Michael Hietschold
Chemnitz University of Technology, Germany
Title: Pattern Control in Molecular Self-Assembly
Biography
Biography: Michael Hietschold
Abstract
The investigation of self-assembled adsorbate structures on crystalline substrate surfaces is a classical topic of surface physics which has been dominated for a long time by diffraction techniques. The appearance of scanning probe microscopes – especially scanning tunneling microscopy (STM) – has opened the fascinating opportunity of direct real-space imaging with atomic or submolecular resolution. At the interface between a solution and a crystalline solid solute (and sometimes also solvent) molecules may deposit in an ordered manner at the solid substrate surface. In-situ studies of the adsorption pattern created this way are possible by ambient STM with the tip immersed in a deposited solution droplet. As an example, trimesic acid (TMA) molecules solved in alkanoic acids may arrange in open adsorption patterns (chicken wire and flower structures) due to H bonding via carboxylic functional groups. At the liquid-solid interface, such type polymorphism may be controlled by the nature of the solvent as well as the concentration of the solutions which opens access to further novel structures.
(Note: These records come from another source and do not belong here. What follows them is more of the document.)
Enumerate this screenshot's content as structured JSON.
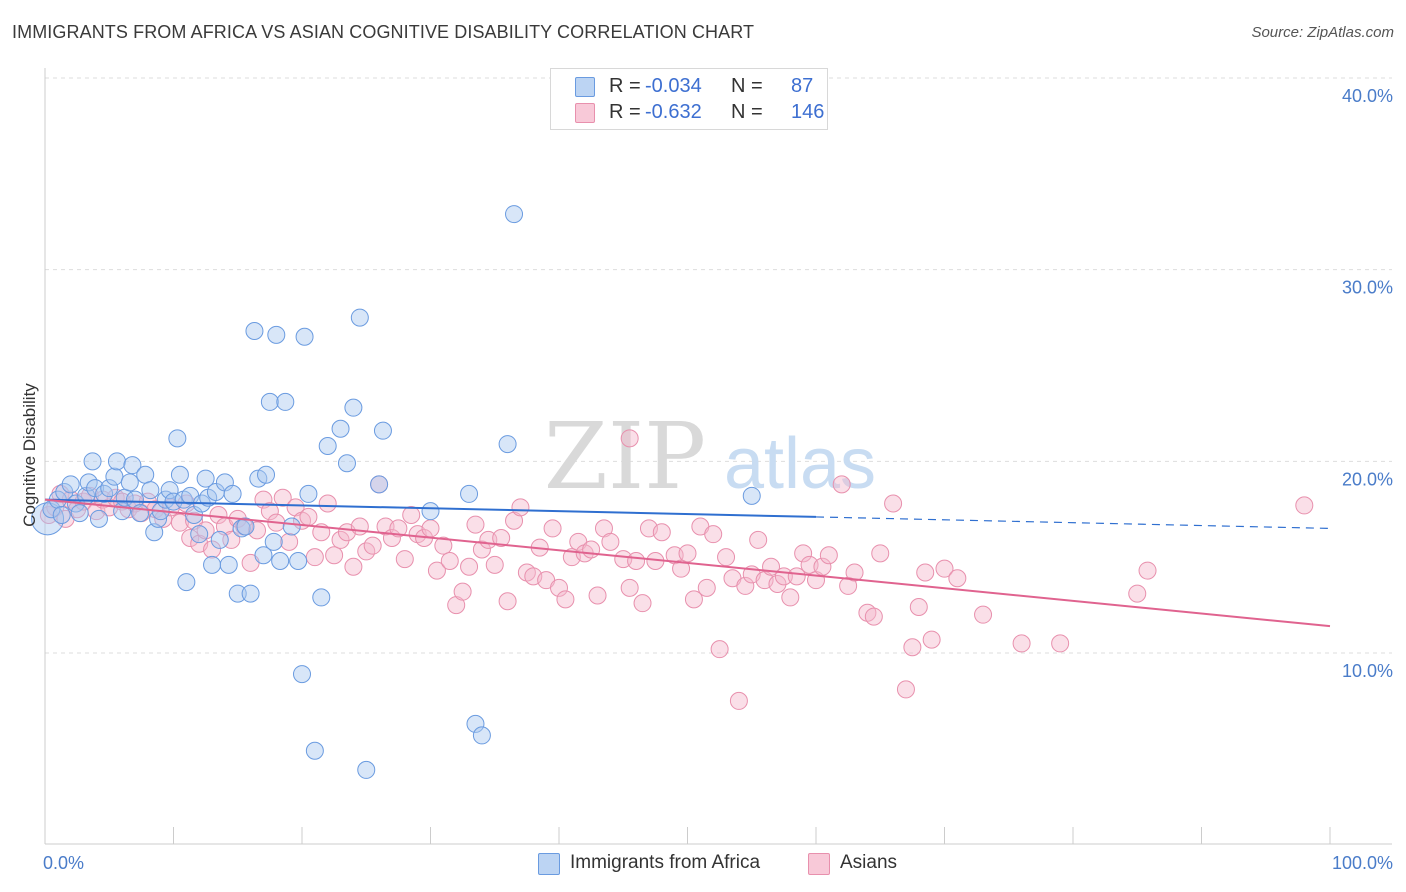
{
  "title": "IMMIGRANTS FROM AFRICA VS ASIAN COGNITIVE DISABILITY CORRELATION CHART",
  "source": "Source: ZipAtlas.com",
  "watermark": {
    "zip": "ZIP",
    "atlas": "atlas"
  },
  "colors": {
    "blue_fill": "#a9c8f0",
    "blue_stroke": "#6a9be0",
    "blue_line": "#2f6fd0",
    "pink_fill": "#f5b8cc",
    "pink_stroke": "#e890ad",
    "pink_line": "#e0638f",
    "tick_label": "#4a7cc9",
    "grid": "#dddddd"
  },
  "legend_top": [
    {
      "r_label": "R =",
      "r_value": "-0.034",
      "n_label": "N =",
      "n_value": "87"
    },
    {
      "r_label": "R =",
      "r_value": "-0.632",
      "n_label": "N =",
      "n_value": "146"
    }
  ],
  "legend_bottom": [
    "Immigrants from Africa",
    "Asians"
  ],
  "chart_data": {
    "type": "scatter",
    "title": "IMMIGRANTS FROM AFRICA VS ASIAN COGNITIVE DISABILITY CORRELATION CHART",
    "xlabel": "",
    "ylabel": "Cognitive Disability",
    "xlim": [
      0,
      100
    ],
    "ylim": [
      0,
      41
    ],
    "x_tick_labels": [
      "0.0%",
      "100.0%"
    ],
    "y_ticks": [
      10,
      20,
      30,
      40
    ],
    "y_tick_labels": [
      "10.0%",
      "20.0%",
      "30.0%",
      "40.0%"
    ],
    "grid": "horizontal dashed",
    "legend_position": "top-center",
    "series": [
      {
        "name": "Immigrants from Africa",
        "color": "#a9c8f0",
        "trend": {
          "x": [
            0,
            60,
            100
          ],
          "y": [
            18.0,
            17.1,
            16.5
          ],
          "solid_until": 60
        },
        "points": [
          [
            0.2,
            17.0
          ],
          [
            0.5,
            17.5
          ],
          [
            1,
            18.0
          ],
          [
            1.3,
            17.2
          ],
          [
            1.5,
            18.4
          ],
          [
            2,
            18.8
          ],
          [
            2.4,
            17.8
          ],
          [
            2.7,
            17.3
          ],
          [
            3.2,
            18.2
          ],
          [
            3.4,
            18.9
          ],
          [
            3.7,
            20.0
          ],
          [
            3.9,
            18.6
          ],
          [
            4.2,
            17.0
          ],
          [
            4.6,
            18.3
          ],
          [
            5,
            18.6
          ],
          [
            5.4,
            19.2
          ],
          [
            5.6,
            20.0
          ],
          [
            6,
            17.4
          ],
          [
            6.2,
            18.1
          ],
          [
            6.6,
            18.9
          ],
          [
            6.8,
            19.8
          ],
          [
            7,
            18.0
          ],
          [
            7.4,
            17.3
          ],
          [
            7.8,
            19.3
          ],
          [
            8.2,
            18.5
          ],
          [
            8.5,
            16.3
          ],
          [
            8.8,
            17.0
          ],
          [
            9,
            17.4
          ],
          [
            9.4,
            18.0
          ],
          [
            9.7,
            18.5
          ],
          [
            10,
            17.9
          ],
          [
            10.3,
            21.2
          ],
          [
            10.5,
            19.3
          ],
          [
            10.8,
            18.0
          ],
          [
            11,
            13.7
          ],
          [
            11.3,
            18.2
          ],
          [
            11.6,
            17.2
          ],
          [
            12,
            16.2
          ],
          [
            12.2,
            17.8
          ],
          [
            12.5,
            19.1
          ],
          [
            12.7,
            18.1
          ],
          [
            13,
            14.6
          ],
          [
            13.3,
            18.4
          ],
          [
            13.6,
            15.9
          ],
          [
            14,
            18.9
          ],
          [
            14.3,
            14.6
          ],
          [
            14.6,
            18.3
          ],
          [
            15,
            13.1
          ],
          [
            15.3,
            16.5
          ],
          [
            15.6,
            16.6
          ],
          [
            16,
            13.1
          ],
          [
            16.3,
            26.8
          ],
          [
            16.6,
            19.1
          ],
          [
            17,
            15.1
          ],
          [
            17.2,
            19.3
          ],
          [
            17.5,
            23.1
          ],
          [
            17.8,
            15.8
          ],
          [
            18,
            26.6
          ],
          [
            18.3,
            14.8
          ],
          [
            18.7,
            23.1
          ],
          [
            19.2,
            16.6
          ],
          [
            19.7,
            14.8
          ],
          [
            20,
            8.9
          ],
          [
            20.2,
            26.5
          ],
          [
            20.5,
            18.3
          ],
          [
            21,
            4.9
          ],
          [
            21.5,
            12.9
          ],
          [
            22,
            20.8
          ],
          [
            23,
            21.7
          ],
          [
            23.5,
            19.9
          ],
          [
            24,
            22.8
          ],
          [
            24.5,
            27.5
          ],
          [
            25,
            3.9
          ],
          [
            26,
            18.8
          ],
          [
            26.3,
            21.6
          ],
          [
            30,
            17.4
          ],
          [
            33,
            18.3
          ],
          [
            33.5,
            6.3
          ],
          [
            34,
            5.7
          ],
          [
            36,
            20.9
          ],
          [
            36.5,
            32.9
          ],
          [
            55,
            18.2
          ]
        ]
      },
      {
        "name": "Asians",
        "color": "#f5b8cc",
        "trend": {
          "x": [
            0,
            100
          ],
          "y": [
            18.0,
            11.4
          ]
        },
        "points": [
          [
            0.3,
            17.2
          ],
          [
            0.8,
            17.6
          ],
          [
            1.2,
            18.3
          ],
          [
            1.6,
            17.0
          ],
          [
            2,
            18.0
          ],
          [
            2.5,
            17.5
          ],
          [
            3,
            17.9
          ],
          [
            3.5,
            18.2
          ],
          [
            4,
            17.4
          ],
          [
            4.5,
            18.0
          ],
          [
            5,
            17.6
          ],
          [
            5.5,
            18.1
          ],
          [
            6,
            17.9
          ],
          [
            6.5,
            17.5
          ],
          [
            7,
            17.8
          ],
          [
            7.5,
            17.3
          ],
          [
            8,
            17.9
          ],
          [
            8.6,
            17.5
          ],
          [
            9.2,
            17.0
          ],
          [
            9.8,
            17.6
          ],
          [
            10.5,
            16.8
          ],
          [
            11,
            17.8
          ],
          [
            11.3,
            16.0
          ],
          [
            11.6,
            16.9
          ],
          [
            12,
            15.7
          ],
          [
            12.5,
            16.4
          ],
          [
            13,
            15.4
          ],
          [
            13.5,
            17.2
          ],
          [
            14,
            16.6
          ],
          [
            14.5,
            15.9
          ],
          [
            15,
            17.0
          ],
          [
            15.5,
            16.6
          ],
          [
            16,
            14.7
          ],
          [
            16.5,
            16.4
          ],
          [
            17,
            18.0
          ],
          [
            17.5,
            17.4
          ],
          [
            18,
            16.8
          ],
          [
            18.5,
            18.1
          ],
          [
            19,
            15.8
          ],
          [
            19.5,
            17.6
          ],
          [
            20,
            16.9
          ],
          [
            20.5,
            17.1
          ],
          [
            21,
            15.0
          ],
          [
            21.5,
            16.3
          ],
          [
            22,
            17.8
          ],
          [
            22.5,
            15.1
          ],
          [
            23,
            15.9
          ],
          [
            23.5,
            16.3
          ],
          [
            24,
            14.5
          ],
          [
            24.5,
            16.6
          ],
          [
            25,
            15.3
          ],
          [
            25.5,
            15.6
          ],
          [
            26,
            18.8
          ],
          [
            26.5,
            16.6
          ],
          [
            27,
            16.0
          ],
          [
            27.5,
            16.5
          ],
          [
            28,
            14.9
          ],
          [
            28.5,
            17.2
          ],
          [
            29,
            16.2
          ],
          [
            29.5,
            16.0
          ],
          [
            30,
            16.5
          ],
          [
            30.5,
            14.3
          ],
          [
            31,
            15.6
          ],
          [
            31.5,
            14.8
          ],
          [
            32,
            12.5
          ],
          [
            32.5,
            13.2
          ],
          [
            33,
            14.5
          ],
          [
            33.5,
            16.7
          ],
          [
            34,
            15.4
          ],
          [
            34.5,
            15.9
          ],
          [
            35,
            14.6
          ],
          [
            35.5,
            16.0
          ],
          [
            36,
            12.7
          ],
          [
            36.5,
            16.9
          ],
          [
            37,
            17.6
          ],
          [
            37.5,
            14.2
          ],
          [
            38,
            14.0
          ],
          [
            38.5,
            15.5
          ],
          [
            39,
            13.8
          ],
          [
            39.5,
            16.5
          ],
          [
            40,
            13.4
          ],
          [
            40.5,
            12.8
          ],
          [
            41,
            15.0
          ],
          [
            41.5,
            15.8
          ],
          [
            42,
            15.2
          ],
          [
            42.5,
            15.4
          ],
          [
            43,
            13.0
          ],
          [
            43.5,
            16.5
          ],
          [
            44,
            15.8
          ],
          [
            45,
            14.9
          ],
          [
            45.5,
            13.4
          ],
          [
            46,
            14.8
          ],
          [
            46.5,
            12.6
          ],
          [
            47,
            16.5
          ],
          [
            47.5,
            14.8
          ],
          [
            48,
            16.3
          ],
          [
            49,
            15.1
          ],
          [
            49.5,
            14.4
          ],
          [
            50,
            15.2
          ],
          [
            50.5,
            12.8
          ],
          [
            51,
            16.6
          ],
          [
            51.5,
            13.4
          ],
          [
            52,
            16.2
          ],
          [
            52.5,
            10.2
          ],
          [
            53,
            15.0
          ],
          [
            53.5,
            13.9
          ],
          [
            54,
            7.5
          ],
          [
            54.5,
            13.5
          ],
          [
            55,
            14.1
          ],
          [
            55.5,
            15.9
          ],
          [
            56,
            13.8
          ],
          [
            56.5,
            14.5
          ],
          [
            57,
            13.6
          ],
          [
            57.5,
            14.0
          ],
          [
            58,
            12.9
          ],
          [
            58.5,
            14.0
          ],
          [
            59,
            15.2
          ],
          [
            59.5,
            14.6
          ],
          [
            60,
            13.8
          ],
          [
            60.5,
            14.5
          ],
          [
            61,
            15.1
          ],
          [
            62,
            18.8
          ],
          [
            62.5,
            13.5
          ],
          [
            63,
            14.2
          ],
          [
            64,
            12.1
          ],
          [
            64.5,
            11.9
          ],
          [
            65,
            15.2
          ],
          [
            66,
            17.8
          ],
          [
            67,
            8.1
          ],
          [
            67.5,
            10.3
          ],
          [
            68,
            12.4
          ],
          [
            68.5,
            14.2
          ],
          [
            69,
            10.7
          ],
          [
            70,
            14.4
          ],
          [
            71,
            13.9
          ],
          [
            73,
            12.0
          ],
          [
            76,
            10.5
          ],
          [
            79,
            10.5
          ],
          [
            85,
            13.1
          ],
          [
            85.8,
            14.3
          ],
          [
            98,
            17.7
          ],
          [
            45.5,
            21.2
          ]
        ]
      }
    ]
  }
}
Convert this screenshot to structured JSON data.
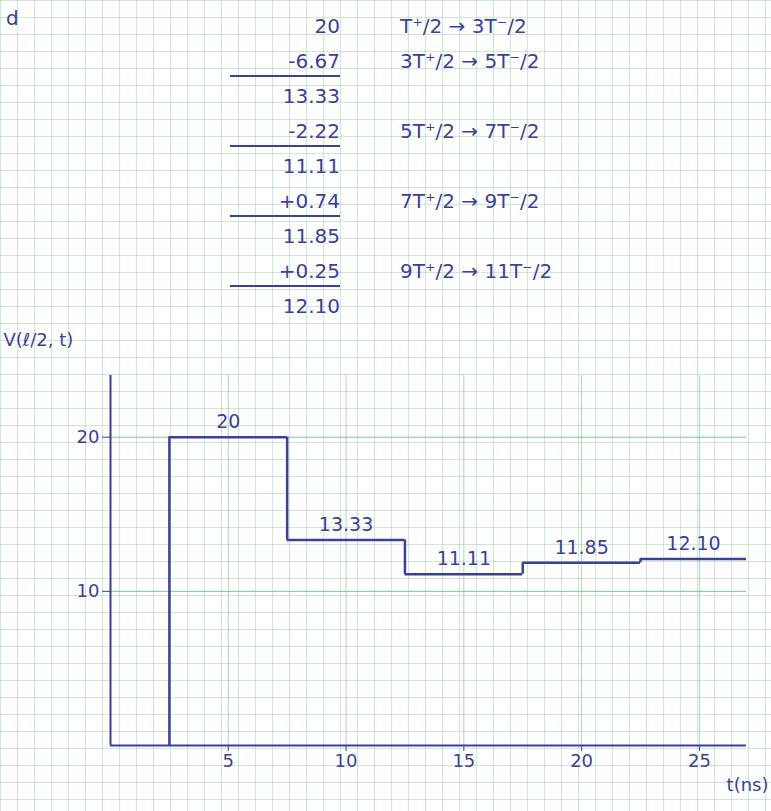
{
  "chart_data": {
    "type": "step",
    "xlabel": "t(ns)",
    "ylabel": "V(ℓ/2, t)",
    "x": [
      2.5,
      7.5,
      12.5,
      17.5,
      22.5
    ],
    "values": [
      20,
      13.33,
      11.11,
      11.85,
      12.1
    ],
    "value_labels": [
      "20",
      "13.33",
      "11.11",
      "11.85",
      "12.10"
    ],
    "data_labels": true,
    "color": "#3b3f9e",
    "xlim": [
      0,
      27
    ],
    "xticks": [
      5,
      10,
      15,
      20,
      25
    ],
    "ylim": [
      0,
      24
    ],
    "yticks": [
      10,
      20
    ],
    "grid": true,
    "annotations": {
      "corner": "d",
      "steps": [
        {
          "text": "20",
          "interval": "T⁺/2 → 3T⁻/2"
        },
        {
          "text": "-6.67",
          "interval": "3T⁺/2 → 5T⁻/2"
        },
        {
          "text": "13.33"
        },
        {
          "text": "-2.22",
          "interval": "5T⁺/2 → 7T⁻/2"
        },
        {
          "text": "11.11"
        },
        {
          "text": "+0.74",
          "interval": "7T⁺/2 → 9T⁻/2"
        },
        {
          "text": "11.85"
        },
        {
          "text": "+0.25",
          "interval": "9T⁺/2 → 11T⁻/2"
        },
        {
          "text": "12.10"
        }
      ]
    }
  }
}
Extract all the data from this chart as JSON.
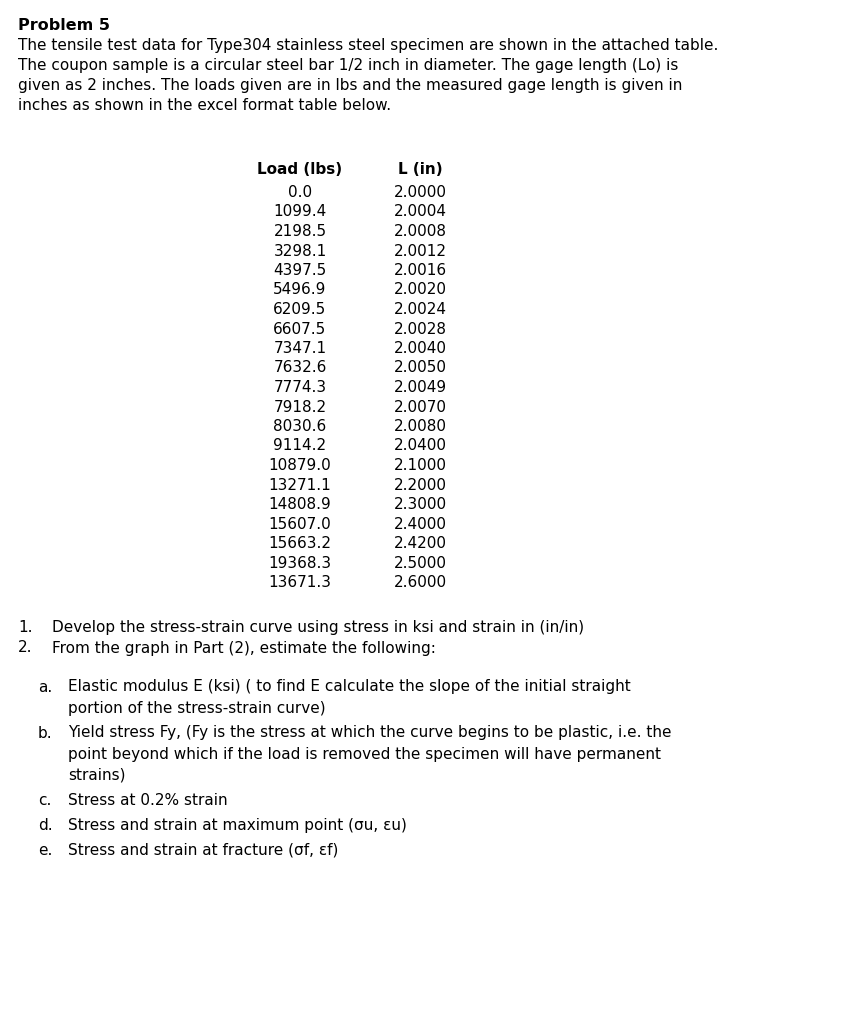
{
  "title": "Problem 5",
  "intro_lines": [
    "The tensile test data for Type304 stainless steel specimen are shown in the attached table.",
    "The coupon sample is a circular steel bar 1/2 inch in diameter. The gage length (Lo) is",
    "given as 2 inches. The loads given are in lbs and the measured gage length is given in",
    "inches as shown in the excel format table below."
  ],
  "col1_header": "Load (lbs)",
  "col2_header": "L (in)",
  "loads": [
    "0.0",
    "1099.4",
    "2198.5",
    "3298.1",
    "4397.5",
    "5496.9",
    "6209.5",
    "6607.5",
    "7347.1",
    "7632.6",
    "7774.3",
    "7918.2",
    "8030.6",
    "9114.2",
    "10879.0",
    "13271.1",
    "14808.9",
    "15607.0",
    "15663.2",
    "19368.3",
    "13671.3"
  ],
  "lengths": [
    "2.0000",
    "2.0004",
    "2.0008",
    "2.0012",
    "2.0016",
    "2.0020",
    "2.0024",
    "2.0028",
    "2.0040",
    "2.0050",
    "2.0049",
    "2.0070",
    "2.0080",
    "2.0400",
    "2.1000",
    "2.2000",
    "2.3000",
    "2.4000",
    "2.4200",
    "2.5000",
    "2.6000"
  ],
  "num_items": [
    "Develop the stress-strain curve using stress in ksi and strain in (in/in)",
    "From the graph in Part (2), estimate the following:"
  ],
  "letter_items": [
    [
      "Elastic modulus E (ksi) ( to find E calculate the slope of the initial straight",
      "portion of the stress-strain curve)"
    ],
    [
      "Yield stress Fy, (Fy is the stress at which the curve begins to be plastic, i.e. the",
      "point beyond which if the load is removed the specimen will have permanent",
      "strains)"
    ],
    [
      "Stress at 0.2% strain"
    ],
    [
      "Stress and strain at maximum point (σu, εu)"
    ],
    [
      "Stress and strain at fracture (σf, εf)"
    ]
  ],
  "letter_labels": [
    "a.",
    "b.",
    "c.",
    "d.",
    "e."
  ],
  "bg_color": "#ffffff",
  "text_color": "#000000",
  "title_fontsize": 11.5,
  "body_fontsize": 11.0,
  "table_fontsize": 11.0
}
By a controlled increase of molecular packing density of solutions of TMA in alcohols, a surface-reaction of TMA with coadsorbed solvent molecules (monoester formation with undecanol) has been observed. Recent investigations concerning substrate temperature during deposition and replacement of trimesic acid by the non-planar benzene-triphosphonic acid will be discussed also. Such kind of investigations may open a way to better understanding the conditions of structure formation and control which is permanently encountered in the biotic world and which might become extremely fruitful for future engineering.